Weekly environmental news roundup from across different media networks for week 12 (starting March 19, 2012) 2012.
Nearly 14,300 trees are likely to be felled during the construction work of Delhi Metro’s third phase. The “Delhi Metro Rail Corporation has submitted a tentative proposal indicating removal of 14,298 trees for construction of following of metro lines in Phase-III,” Minister of State for Environment and Forests Jayanthi Natarajan said in a written reply to Lok Sabha today.
Sparrows are seen as a mascot for ecological conservation but birdwatchers are worried that adverse environmental factors such as shrinking habitat may be driving them into hiding.
Five years ago, Delhi government came up with a globally-tested solution to the capital’s transport woes. Bus Rapid Transport system did not require constructing overhead tracks or underground tunnels. So the capital cost involved was low and a speedy rollout in sight. The project, however, took off, uprooting hundreds of trees along one of the Capital’s most pleasant roads, and barricading a long signal-free stretch to New Delhi.

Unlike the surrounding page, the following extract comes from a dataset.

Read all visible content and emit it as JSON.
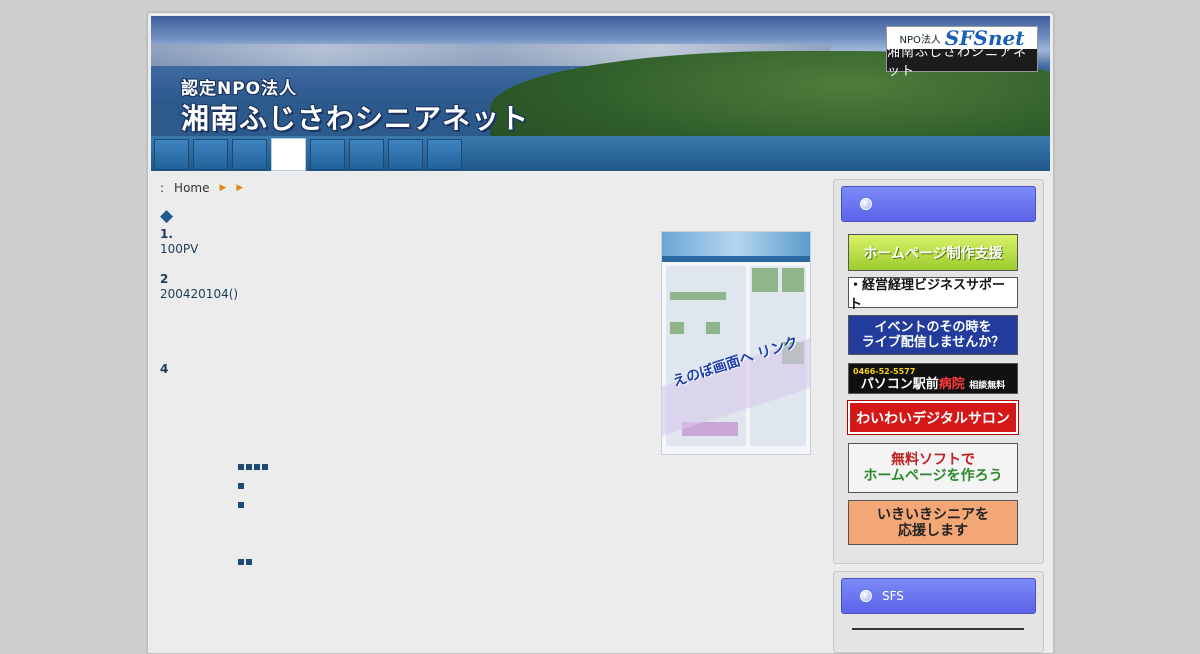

It is a case of too little, too late. For five years, residents of Dwarka have lived with stinking heaps of garbage lying on roadsides and under flyovers, waiting for authorities to take notice. It is, however, only now — a time when the Municipal Corporation of Delhi elections are just a month away — that sanitation workers have begun sweeping the roads meticulously for hours. But Dwarka residents are not amused.
On March 14, Indus Towers, the world’s largest telecom-tower company, said it would replace diesel generators with batteries on 20,000 of its 1,10,000 towers by next year with the objective of reducing its carbon footprint.
The sale of Dadri wetlands, home to several wildlife species, in Greater NOIDA to a private builder has come under the Environment Ministry scanner for flouting environmental laws.
The South Asian sub-continent faces the worst brunt of climate change in years to come, scientists of the UN’s Inter-governmental panel on climate change have warned. The sub-continent faces a challenge that it can only surmount acting in cohesion.
All the water that will ever be, is, right now. A simple statement, yet so often forgotten. With the 340 million people living in cities across India expected to double by 2030, water use and waste discharge are expected to explode. Forcible ‘re-allocation’ of water between urban and rural areas is already causing serious conflict. To prevent these from escalating, we need to manage water use in our cities better.
With the fate of Renuka Dam hanging in balance, water experts have finally started declaring that Delhi has to become self sufficient and instead of augmenting its supply, needs to manage its demand. On the occasion of World Water Day, Delhi Jal Board and The Times of India organized a seminar on water conservation, ‘Be Water Wise’.
The MCD’s sanitation department has stumbled upon a peculiar problem. Disposing of dry leaves scattered across the city has become a big headache for the department.